Lewis’s heroine Maya, a twenty-something reject of late capitalism, steps out from her dingy surroundings one night and awakens the next day in an abandoned modernist money-pit somewhere in the ‘burbs. The cut that bridges the space between Maya’s evening on the town and her sudden emergence amidst bright bourgeois sterility suggests, initially, a particularly bewildering morning-after and nothing more. But things progress into stranger territory as Lewis conjures up some dreamy images—a refrigerator stocked solely with a boar’s head stands out, both for its strangeness and as a barb pointed at the foodie pretensions of the 21st century’s finer-living set. The hard-lit morning-after starts to look like a portal to another reality, a rabbit hole which unearths the phantasmagoric pleasures of the moneyed class. It’s no wonder that Maya grows increasingly unwilling to vacate her new digs.

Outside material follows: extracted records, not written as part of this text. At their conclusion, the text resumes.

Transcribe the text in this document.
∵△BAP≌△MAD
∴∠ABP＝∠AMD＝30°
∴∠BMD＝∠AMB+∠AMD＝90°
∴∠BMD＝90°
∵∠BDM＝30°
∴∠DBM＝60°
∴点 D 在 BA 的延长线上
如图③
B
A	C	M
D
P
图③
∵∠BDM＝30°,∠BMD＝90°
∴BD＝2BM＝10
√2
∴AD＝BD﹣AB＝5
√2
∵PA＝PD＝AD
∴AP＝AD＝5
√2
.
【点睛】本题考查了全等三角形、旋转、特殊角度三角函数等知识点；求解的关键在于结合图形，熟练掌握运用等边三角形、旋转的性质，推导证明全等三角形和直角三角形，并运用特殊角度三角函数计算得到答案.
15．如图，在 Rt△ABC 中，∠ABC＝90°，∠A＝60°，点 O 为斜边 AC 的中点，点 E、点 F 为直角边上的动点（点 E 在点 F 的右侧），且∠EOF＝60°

This shapeshifting debut insists—a bit precociously—on inscrutability, but what finally emerges is a vision of contemporary young adulthood as life lived in envy of other people’s spaces. Eventually unemployed but always unradicalized, a single brush with prosperity is enough to spark Maya’s exurban aspirations (“I can’t go back to my apartment”). Maya finally makes the place her own, but as she sits on her bed repeating her name through the phone to a listener who cannot hear it, she appears to be drifting back towards the void. The light is fading, and a gleaming new home can only ward off the darkness for so long.

VIFF 2016: Beautiful 2016 (Hideo Nakata; Alec Su; Stanley Kwan; Jia Zhangke, 2016)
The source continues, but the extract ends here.